Six winter days out

Published 16 December 2013

House full of bored kids? Eaten too much turkey? Sick of Christmas television? Here are six of our favourite days out, sure to see you through the winter season.

1. Charles Dickens Museum

Free with National Art Pass

Nothing says winter like the crackle of a roaring fire and a good Charles Dickens novel, so why not head to the author's only surviving London residence, where he wrote classics such as Oliver Twist and Nicholas Nickleby? Opened as a museum in 1925, the site holds the world's most important collection of material relating to the great Victorian novelist and social commentator, including paintings, rare editions, manuscripts and original furniture.

2. Kenwood House

Free to all

What better way to spend a winter's day than inside 'the artistic home of a gentleman of the 18th century'? The newly reopened Kenwood House has been furnished with 'comfy seats' in a conscious bid to welcome visitors to relax and enjoy the atmosphere of the house. A particular highlight is the refurbished Robert Adam designed library, described by his contemporaries as 'superior to anything of the kind in England' and now returned to its original colour palette thanks to an extensive paint analysis project. Other must-sees include the incredible collection of Old Master and British paintings, once owned by Lord Iveagh, who donated the house to the public on his death. Highlights include The Guitar Player by Johannes Vermeer and Self Portrait with Two Circles, a late work of Rembrandt's.

3. Natural History Museum

50% off exhibitions with National Art Pass

A perennial family favourite, the museum's encyclopaedic permanent collections comprise some 70 million specimens, from 'dippy', the museum's replica diplodocus, to the skull of a Barbary lion, thought to have lived in the Tower of London around the year 1300. The oldest item, the Wold Cottage meteorite, is estimated at around 4.6 billion years old. Not only is the museum a great way to distract restless souls over the festive period, but the outdoor ice rink is an added seasonal treat (until 5 January). While you're there, why not see the Wildlife Photographer of the Year exhibition and get 50% off with your National Art Pass?

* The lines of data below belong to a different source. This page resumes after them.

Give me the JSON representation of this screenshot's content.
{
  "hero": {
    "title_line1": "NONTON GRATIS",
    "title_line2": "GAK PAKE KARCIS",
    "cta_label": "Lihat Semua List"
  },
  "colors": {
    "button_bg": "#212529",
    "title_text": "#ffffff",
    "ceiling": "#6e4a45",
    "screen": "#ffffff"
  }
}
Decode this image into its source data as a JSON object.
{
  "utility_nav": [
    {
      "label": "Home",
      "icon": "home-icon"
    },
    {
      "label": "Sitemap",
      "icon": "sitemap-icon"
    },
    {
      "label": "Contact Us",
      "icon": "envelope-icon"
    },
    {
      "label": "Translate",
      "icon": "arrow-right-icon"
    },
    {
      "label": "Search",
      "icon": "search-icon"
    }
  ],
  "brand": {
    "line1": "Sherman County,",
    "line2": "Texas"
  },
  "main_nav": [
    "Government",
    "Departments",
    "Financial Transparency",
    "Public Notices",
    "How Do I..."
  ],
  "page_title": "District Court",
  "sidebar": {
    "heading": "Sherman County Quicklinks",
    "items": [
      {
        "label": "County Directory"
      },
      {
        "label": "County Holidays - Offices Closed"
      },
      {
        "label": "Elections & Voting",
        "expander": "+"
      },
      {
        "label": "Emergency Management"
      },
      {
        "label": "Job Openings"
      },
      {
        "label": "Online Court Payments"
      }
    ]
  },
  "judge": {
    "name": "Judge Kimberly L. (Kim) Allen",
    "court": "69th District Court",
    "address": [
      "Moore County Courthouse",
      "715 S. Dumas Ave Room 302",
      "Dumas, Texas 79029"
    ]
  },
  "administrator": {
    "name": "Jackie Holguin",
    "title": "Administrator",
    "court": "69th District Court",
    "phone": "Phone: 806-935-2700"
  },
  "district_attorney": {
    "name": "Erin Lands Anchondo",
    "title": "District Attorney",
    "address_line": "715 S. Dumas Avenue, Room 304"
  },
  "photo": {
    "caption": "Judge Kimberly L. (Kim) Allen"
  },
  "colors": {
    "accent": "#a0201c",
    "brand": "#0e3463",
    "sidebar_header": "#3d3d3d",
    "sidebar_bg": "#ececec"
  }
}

4. Geffrye Museum, Museum of the Home

Free to all

Every year for the past 20, this museum devoted to 'the history of the home' has mounted its Christmas Past exhibition, which explores how English middle-class families have celebrated the festive season over the last four centuries. Artefacts adorning the Geffrye's period rooms help trace the origins and meanings of well-known traditions; from feasting, dancing and kissing under the mistletoe to playing parlour games, hanging up stockings, sending cards, decorating the tree and throwing cocktail parties.

5. National Portrait Gallery

Entry free to all, 50% off exhibitions with National Art Pass

Does your holiday season usually result in a family squabble over what to see? With pastel works by a 1960s rock star, pictures from the personal collection of a Pre-Raphaelite muse and portraits of the key players in the Elizabethan court, the National Portrait Gallery has got you covered. You can also pop in and see the final self-portrait painted by Flemish master Sir Anthony Van Dyck, which we are campaigning to buy for the nation.

6. Waddesdon Manor

Free with National Art Pass

Built by Ferdinand de Rothschild in the style of Louis XIV, the manor is home to an extensive art collection by Reynolds, Gainsborough and others, as well as 18th-century decorative items, such as intricately designed clocks and musical automatons. Over the Christmas period its rooms are decked out in full festive fare, while Bruce Munro's immersive light installations will pervade the grounds up until January 1.